There's quite a lot of evidence for leopard geckos (as they exist in captivity) being a hybrid between the four or five subspecies of _Eublepharis_ _macularius_ - and possibly with several of the OTHER Eublepharis species (_angramainyu_, _turcmenicus_...)

Vittikins dragons are a cross between _Pogona_ _vitticeps_ and _Pogona_ _henrylawsoni_.

And the species Cnemidophorus neomexicanus is the parthenogenic result of a cross between Western Whiptails (_C_. _tigris_) and Little Striped Whiptails (_C_. _inornatus_) - every member of the species is female, and lays eggs which are essentially clones of herself.

But there are fewer intergenera crosses that I'm aware of - I know people TRIED with fat-tailed geckos and leopard geckos but I don't think it ever produced any viable offspring.


----------



## -matty-b- (Dec 13, 2007)

thank you: victory:


----------



## Herpinfested (Apr 24, 2007)

pretty sure theres a royal x burmese hybrid


----------



## Ssthisto (Aug 31, 2006)

Herpinfested said:


> pretty sure theres a royal x burmese hybrid


*grins* But that's not a lizard - there are amazingly weird crosses in the snake world, but lizards seem to be a bit less straightforward to hybridize.


----------



## bluetongued (Apr 25, 2007)

I am sure I have read somewhere about crosses of Crested geckos and Gargoyles???
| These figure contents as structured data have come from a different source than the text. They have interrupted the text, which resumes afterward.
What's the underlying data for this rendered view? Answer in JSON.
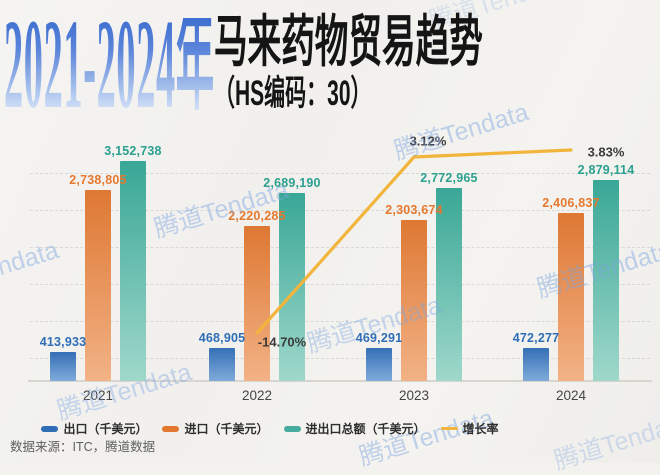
{
  "header": {
    "year_range": "2021-2024年",
    "title": "马来药物贸易趋势",
    "subtitle": "（HS编码：30）"
  },
  "watermark_text": "腾道Tendata",
  "chart_data": {
    "type": "bar+line",
    "categories": [
      "2021",
      "2022",
      "2023",
      "2024"
    ],
    "series": [
      {
        "name": "出口（千美元）",
        "type": "bar",
        "values": [
          413933,
          468905,
          469291,
          472277
        ],
        "labels": [
          "413,933",
          "468,905",
          "469,291",
          "472,277"
        ],
        "color_top": "#356fb5",
        "color_bottom": "#7fabdb",
        "label_color": "#2f6eb6"
      },
      {
        "name": "进口（千美元）",
        "type": "bar",
        "values": [
          2738805,
          2220285,
          2303674,
          2406837
        ],
        "labels": [
          "2,738,805",
          "2,220,285",
          "2,303,674",
          "2,406,837"
        ],
        "color_top": "#de7833",
        "color_bottom": "#f2b286",
        "label_color": "#e5792f"
      },
      {
        "name": "进出口总额（千美元）",
        "type": "bar",
        "values": [
          3152738,
          2689190,
          2772965,
          2879114
        ],
        "labels": [
          "3,152,738",
          "2,689,190",
          "2,772,965",
          "2,879,114"
        ],
        "color_top": "#39a796",
        "color_bottom": "#9fd8cb",
        "label_color": "#2ba08f"
      },
      {
        "name": "增长率",
        "type": "line",
        "values": [
          null,
          -14.7,
          3.12,
          3.83
        ],
        "labels": [
          "",
          "-14.70%",
          "3.12%",
          "3.83%"
        ],
        "color": "#f2b43a",
        "label_color": "#3b3b3b"
      }
    ],
    "ylim": [
      0,
      3600000
    ],
    "grid": "dashed-horizontal",
    "legend_position": "bottom"
  },
  "legend": [
    {
      "label": "出口（千美元）",
      "color": "#2e6cb5",
      "shape": "rect"
    },
    {
      "label": "进口（千美元）",
      "color": "#e2772f",
      "shape": "rect"
    },
    {
      "label": "进出口总额（千美元）",
      "color": "#45ab9c",
      "shape": "rect"
    },
    {
      "label": "增长率",
      "color": "#f2b43a",
      "shape": "line"
    }
  ],
  "footer": {
    "source": "数据来源：ITC，腾道数据"
  }
}
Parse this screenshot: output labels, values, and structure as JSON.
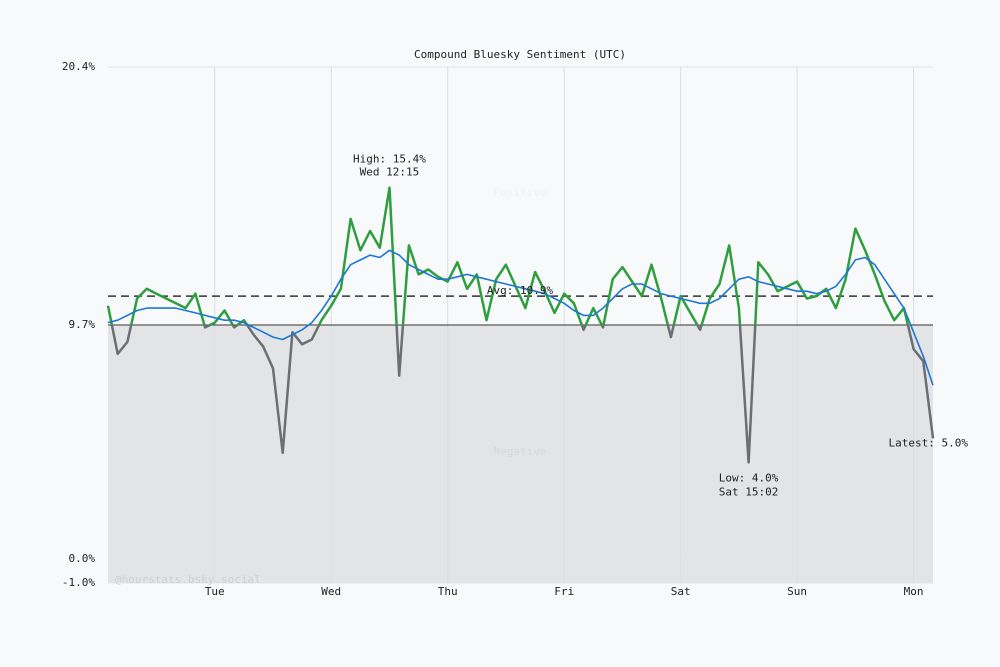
{
  "chart_data": {
    "type": "line",
    "title": "Compound Bluesky Sentiment (UTC)",
    "watermark": "@hourstats.bsky.social",
    "zone_labels": [
      "Positive",
      "Negative"
    ],
    "xlim": [
      0,
      85
    ],
    "xticks": [
      {
        "value": 11,
        "label": "Tue"
      },
      {
        "value": 23,
        "label": "Wed"
      },
      {
        "value": 35,
        "label": "Thu"
      },
      {
        "value": 47,
        "label": "Fri"
      },
      {
        "value": 59,
        "label": "Sat"
      },
      {
        "value": 71,
        "label": "Sun"
      },
      {
        "value": 83,
        "label": "Mon"
      }
    ],
    "ylim": [
      -1.0,
      20.4
    ],
    "yticks": [
      {
        "value": -1.0,
        "label": "-1.0%"
      },
      {
        "value": 0.0,
        "label": "0.0%"
      },
      {
        "value": 9.7,
        "label": "9.7%"
      },
      {
        "value": 20.4,
        "label": "20.4%"
      }
    ],
    "grid": true,
    "threshold": 9.7,
    "colors_below": "#6b6f73",
    "shade_color": "#e3e4e6",
    "series": [
      {
        "color": "#2e9e3e",
        "values": [
          10.5,
          8.5,
          9.0,
          10.8,
          11.2,
          11.0,
          10.8,
          10.6,
          10.4,
          11.0,
          9.6,
          9.8,
          10.3,
          9.6,
          9.9,
          9.3,
          8.8,
          7.9,
          4.4,
          9.4,
          8.9,
          9.1,
          9.9,
          10.5,
          11.2,
          14.1,
          12.8,
          13.6,
          12.9,
          15.4,
          7.6,
          13.0,
          11.8,
          12.0,
          11.7,
          11.5,
          12.3,
          11.2,
          11.8,
          9.9,
          11.6,
          12.2,
          11.3,
          10.4,
          11.9,
          11.1,
          10.2,
          11.0,
          10.6,
          9.5,
          10.4,
          9.6,
          11.6,
          12.1,
          11.5,
          10.9,
          12.2,
          10.8,
          9.2,
          10.9,
          10.2,
          9.5,
          10.8,
          11.4,
          13.0,
          10.4,
          4.0,
          12.3,
          11.8,
          11.1,
          11.3,
          11.5,
          10.8,
          10.9,
          11.2,
          10.4,
          11.6,
          13.7,
          12.8,
          11.8,
          10.7,
          9.9,
          10.4,
          8.7,
          8.2,
          5.0
        ]
      },
      {
        "color": "#1f77d4",
        "values": [
          9.8,
          9.9,
          10.1,
          10.3,
          10.4,
          10.4,
          10.4,
          10.4,
          10.3,
          10.2,
          10.1,
          10.0,
          9.9,
          9.9,
          9.8,
          9.6,
          9.4,
          9.2,
          9.1,
          9.3,
          9.5,
          9.8,
          10.3,
          10.9,
          11.6,
          12.2,
          12.4,
          12.6,
          12.5,
          12.8,
          12.6,
          12.2,
          12.0,
          11.8,
          11.6,
          11.6,
          11.7,
          11.8,
          11.7,
          11.6,
          11.5,
          11.4,
          11.3,
          11.2,
          11.1,
          11.0,
          10.8,
          10.6,
          10.3,
          10.1,
          10.1,
          10.4,
          10.8,
          11.2,
          11.4,
          11.4,
          11.2,
          11.0,
          10.9,
          10.8,
          10.7,
          10.6,
          10.6,
          10.8,
          11.2,
          11.6,
          11.7,
          11.5,
          11.4,
          11.3,
          11.2,
          11.1,
          11.1,
          11.0,
          11.1,
          11.3,
          11.8,
          12.4,
          12.5,
          12.2,
          11.6,
          11.0,
          10.4,
          9.4,
          8.4,
          7.2
        ]
      }
    ],
    "average": {
      "value": 10.9,
      "label": "Avg: 10.9%"
    },
    "high": {
      "value": 15.4,
      "label": "High: 15.4%",
      "time": "Wed 12:15"
    },
    "low": {
      "value": 4.0,
      "label": "Low: 4.0%",
      "time": "Sat 15:02"
    },
    "latest": {
      "value": 5.0,
      "label": "Latest: 5.0%"
    }
  }
}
Could be wrong i will look again.


Found this..

My Hybrid - The Pangea Forums


----------



## Herpinfested (Apr 24, 2007)

ah sorry didnt realise he said just lizards

yeah there has been a crestie hybrid theres a topic on the captive bred forum about it

Reptile Forum, Reptile Classifieds - CaptiveBred :: View topic - R. ciliatus x R. chahoua


----------



## -matty-b- (Dec 13, 2007)

i thought there might have been a crestiexgarg as they are closely related

also with the snake hybrids. what care do you give a hybrid that is made from 2 snakes from totally dif haitats?


----------



## Ssthisto (Aug 31, 2006)

Trial and error. You try to work with the high of the highest temp range and the low of the lowest one, play with humidity, play with hides, until you have an animal that is eating, shedding and pooping as expected.


----------



## Jade01 (Feb 21, 2007)

oh wow that ciliatus x chahoua is stunning!


----------



## -matty-b- (Dec 13, 2007)

i think it looks horrible lol


----------



## Jade01 (Feb 21, 2007)

what this one?

My Hybrid - The Pangea Forums


----------



## gazz (Dec 9, 2006)

There are also i beleave hybrids between some speices of.
Monitors.
Tegus.
rhino iguanas.
blue tongues deffantly.


----------